2016-05-06

Things I Never Have Time For

While reading some US political comment about "probability being less than zero," I was just thinking about how confusing negative numbers are to concrete thinkers. How do you explain negative space, concretely? How about so-called complex numbers (square roots of negative numbers)? The answer in concrete terms... requires us to reflect upon the nature of our cognitive apparatus, the information system which is a combination of our wetware and the culture which is contemporary mathematical language.

The number line is what we refer to as a frame of reference... when describing enumerable things, such as space. How is this handled by the information system? The system notes a point in space, and arbitrarily annotates it with a mark, 'zero', arbitrarily picks out another point, 'one', and thereby initiates a vector: a linguistic and now mathematical construct which is extendable to an arbitrary degree (to infinities, and beyond?) - note that the formation of this concept was contingent upon a primal cognizance of space (classically referred to as the transcendental aesthetic - a loose interpretation).

But then what if we wish to refer to some space behind us, oh, it appears we say it is 'negative one', because that is conventional language. (Wow. Much abstract. Many dimensionality.) And then we potter on and perhaps need to find the square root of some locus in negative space, and thereby come to invent the construct of complex numbers. (Wow. Many abstractions. So impressed.) But none of this is strictly necessary if we simply revisit our foundations, and move the mark 'zero' further back from where we had initially placed it.

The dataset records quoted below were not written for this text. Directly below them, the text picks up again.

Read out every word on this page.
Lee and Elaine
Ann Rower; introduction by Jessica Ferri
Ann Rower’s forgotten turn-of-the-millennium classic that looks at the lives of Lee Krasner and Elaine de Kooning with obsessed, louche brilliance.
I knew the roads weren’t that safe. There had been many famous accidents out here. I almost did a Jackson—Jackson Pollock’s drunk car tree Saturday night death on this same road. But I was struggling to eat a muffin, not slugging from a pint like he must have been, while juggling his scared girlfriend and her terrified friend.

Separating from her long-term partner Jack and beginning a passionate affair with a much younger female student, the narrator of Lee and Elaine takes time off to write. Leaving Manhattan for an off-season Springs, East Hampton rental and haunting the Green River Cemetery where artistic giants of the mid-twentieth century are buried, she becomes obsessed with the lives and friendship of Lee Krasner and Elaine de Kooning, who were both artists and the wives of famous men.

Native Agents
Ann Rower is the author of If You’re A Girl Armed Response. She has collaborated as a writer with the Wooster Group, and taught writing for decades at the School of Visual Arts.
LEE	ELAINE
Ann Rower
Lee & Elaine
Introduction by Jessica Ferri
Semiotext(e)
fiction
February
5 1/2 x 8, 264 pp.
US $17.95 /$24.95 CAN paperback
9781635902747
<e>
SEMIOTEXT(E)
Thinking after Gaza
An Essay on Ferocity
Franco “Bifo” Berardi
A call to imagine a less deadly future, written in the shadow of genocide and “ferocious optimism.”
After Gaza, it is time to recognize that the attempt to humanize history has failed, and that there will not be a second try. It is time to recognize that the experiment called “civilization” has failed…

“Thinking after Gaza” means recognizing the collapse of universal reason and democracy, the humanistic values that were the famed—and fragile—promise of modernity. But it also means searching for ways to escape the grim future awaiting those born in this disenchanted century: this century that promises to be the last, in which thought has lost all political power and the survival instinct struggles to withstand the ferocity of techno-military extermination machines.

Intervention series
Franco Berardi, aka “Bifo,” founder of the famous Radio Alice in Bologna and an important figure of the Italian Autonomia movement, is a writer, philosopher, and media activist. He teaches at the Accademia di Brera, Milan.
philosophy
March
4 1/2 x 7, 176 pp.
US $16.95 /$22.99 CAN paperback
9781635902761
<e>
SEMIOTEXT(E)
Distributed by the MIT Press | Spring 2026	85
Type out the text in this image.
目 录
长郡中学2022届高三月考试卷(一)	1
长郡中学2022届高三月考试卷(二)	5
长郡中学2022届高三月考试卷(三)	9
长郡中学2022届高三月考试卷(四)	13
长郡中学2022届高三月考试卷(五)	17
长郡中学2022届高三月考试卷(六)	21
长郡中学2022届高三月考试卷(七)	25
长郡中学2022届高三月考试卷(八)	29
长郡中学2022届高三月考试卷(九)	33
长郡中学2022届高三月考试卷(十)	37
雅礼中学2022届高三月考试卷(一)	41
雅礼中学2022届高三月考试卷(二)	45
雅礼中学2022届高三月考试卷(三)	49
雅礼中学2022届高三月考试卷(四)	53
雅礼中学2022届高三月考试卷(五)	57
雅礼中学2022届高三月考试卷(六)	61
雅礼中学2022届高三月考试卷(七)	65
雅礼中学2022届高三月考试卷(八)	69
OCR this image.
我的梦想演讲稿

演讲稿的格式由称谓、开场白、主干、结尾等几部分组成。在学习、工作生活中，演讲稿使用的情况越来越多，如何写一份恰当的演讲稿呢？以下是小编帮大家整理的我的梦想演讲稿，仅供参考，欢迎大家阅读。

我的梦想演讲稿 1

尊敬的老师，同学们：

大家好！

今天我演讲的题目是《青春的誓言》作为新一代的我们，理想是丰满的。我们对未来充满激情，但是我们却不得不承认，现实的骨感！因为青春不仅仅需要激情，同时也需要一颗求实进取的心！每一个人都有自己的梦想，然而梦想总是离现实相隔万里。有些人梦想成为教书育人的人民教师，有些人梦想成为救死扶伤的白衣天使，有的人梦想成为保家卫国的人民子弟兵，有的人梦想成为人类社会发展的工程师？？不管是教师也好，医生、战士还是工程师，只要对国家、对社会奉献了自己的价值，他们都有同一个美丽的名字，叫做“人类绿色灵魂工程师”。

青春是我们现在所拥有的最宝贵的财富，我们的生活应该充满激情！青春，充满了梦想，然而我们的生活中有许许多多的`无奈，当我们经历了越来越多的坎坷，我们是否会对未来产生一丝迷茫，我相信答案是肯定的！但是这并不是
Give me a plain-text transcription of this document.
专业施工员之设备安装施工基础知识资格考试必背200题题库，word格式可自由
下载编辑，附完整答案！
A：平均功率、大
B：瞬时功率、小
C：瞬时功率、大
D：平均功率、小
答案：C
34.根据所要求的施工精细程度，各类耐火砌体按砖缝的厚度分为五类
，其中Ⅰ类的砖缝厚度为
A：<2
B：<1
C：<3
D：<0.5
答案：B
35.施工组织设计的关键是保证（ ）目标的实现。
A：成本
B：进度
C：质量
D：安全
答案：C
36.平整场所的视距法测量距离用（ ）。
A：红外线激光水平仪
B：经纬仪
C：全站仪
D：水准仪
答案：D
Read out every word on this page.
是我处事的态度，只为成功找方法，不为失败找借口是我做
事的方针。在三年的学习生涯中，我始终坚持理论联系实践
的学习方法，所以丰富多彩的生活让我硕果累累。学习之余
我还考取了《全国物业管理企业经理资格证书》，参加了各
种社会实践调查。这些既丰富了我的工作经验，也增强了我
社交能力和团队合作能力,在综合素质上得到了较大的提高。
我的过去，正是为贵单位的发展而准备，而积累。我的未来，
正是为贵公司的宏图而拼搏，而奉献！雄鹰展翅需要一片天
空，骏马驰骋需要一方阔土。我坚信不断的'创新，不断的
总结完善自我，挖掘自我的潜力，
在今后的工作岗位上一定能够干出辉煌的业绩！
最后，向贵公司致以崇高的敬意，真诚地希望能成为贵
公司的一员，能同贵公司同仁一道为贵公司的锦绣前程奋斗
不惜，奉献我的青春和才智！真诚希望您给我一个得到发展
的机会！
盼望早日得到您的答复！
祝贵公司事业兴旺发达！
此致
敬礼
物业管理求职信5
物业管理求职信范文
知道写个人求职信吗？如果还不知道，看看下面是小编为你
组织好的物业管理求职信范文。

So it has for a long time, seemed to me that contemporary language relies on crutches upon crutches of monkey-patching. And our Standard Theory is encumbered by these semantics such that they grate upon our apparati, burning resources, and bleeding our civilisations of their productivity. Mathematics is not inherently hard to learn, but our language for describing mathematics is, today.

I have often wondered what we would discover if we rewrote the semantics of Standard Theory in a refactored fashion... attempting to cut through all the pointer-salad that give us our canon on standard mathematical notation. But, I have never really found the time to study the problem carefully.